I am unpersuaded by White House economic director Larry Kudlow's optimistic assessment of the balance of power in the ongoing US-China trade war (Trade war will hurt China more, says top US economic adviser, June 15).
Putting aside Mr Kudlow's lack of objectivity given his position within the Trump administration, his arguments ring hollow in the face of economic realities.
First, the question of exposure.
The American economy is highly dependent on its connections to the outside world for raw materials, capital, skilled labour, and customers.
As anticipated, severing the vital link to China has been a serious self-inflicted wound.
In contrast, the Chinese economy remains highly predicated upon the domestic market.
A significant number of major Chinese corporations do business almost exclusively within the mainland, with entirely domestic production chains and consumer bases.

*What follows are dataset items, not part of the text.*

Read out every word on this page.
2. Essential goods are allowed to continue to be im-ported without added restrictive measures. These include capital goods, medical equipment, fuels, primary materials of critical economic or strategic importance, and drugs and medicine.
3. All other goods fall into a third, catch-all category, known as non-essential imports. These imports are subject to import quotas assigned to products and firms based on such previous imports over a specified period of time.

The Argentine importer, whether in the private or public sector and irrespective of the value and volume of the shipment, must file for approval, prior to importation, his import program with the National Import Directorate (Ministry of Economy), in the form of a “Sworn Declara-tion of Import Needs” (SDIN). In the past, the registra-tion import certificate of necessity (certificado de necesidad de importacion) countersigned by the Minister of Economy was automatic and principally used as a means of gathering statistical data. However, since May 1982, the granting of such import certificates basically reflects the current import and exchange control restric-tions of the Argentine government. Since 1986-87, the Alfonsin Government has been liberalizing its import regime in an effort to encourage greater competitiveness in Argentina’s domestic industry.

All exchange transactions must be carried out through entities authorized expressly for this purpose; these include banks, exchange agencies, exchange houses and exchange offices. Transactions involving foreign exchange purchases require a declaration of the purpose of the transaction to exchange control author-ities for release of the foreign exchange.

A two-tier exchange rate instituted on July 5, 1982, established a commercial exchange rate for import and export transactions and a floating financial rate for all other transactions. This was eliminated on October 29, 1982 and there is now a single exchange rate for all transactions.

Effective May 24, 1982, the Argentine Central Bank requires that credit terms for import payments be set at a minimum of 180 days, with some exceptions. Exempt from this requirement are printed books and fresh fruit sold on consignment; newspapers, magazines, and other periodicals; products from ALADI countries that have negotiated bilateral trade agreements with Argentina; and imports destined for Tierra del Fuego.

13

This insularity shields many of China's most valuable industries from American disruption.
Should the trade war become a test of attrition, Beijing appears far more prepared to weather the storm than Washington.
Second, the question of leverage.
At this juncture, the US has already exhausted many of its most strategically significant options.
Conversely, China retains the "trump card" of rare earth metal supplies, which if exercised could derail the American technology sector.
Third, the question of alternatives.
Mr Kudlow claims that America has a choice to buy from countries other than China.
Unfortunately, few economic powers can match Chinese production and capacity, and sometimes, even expertise. Fewer still are willing to risk relations with China by bolstering the American cause.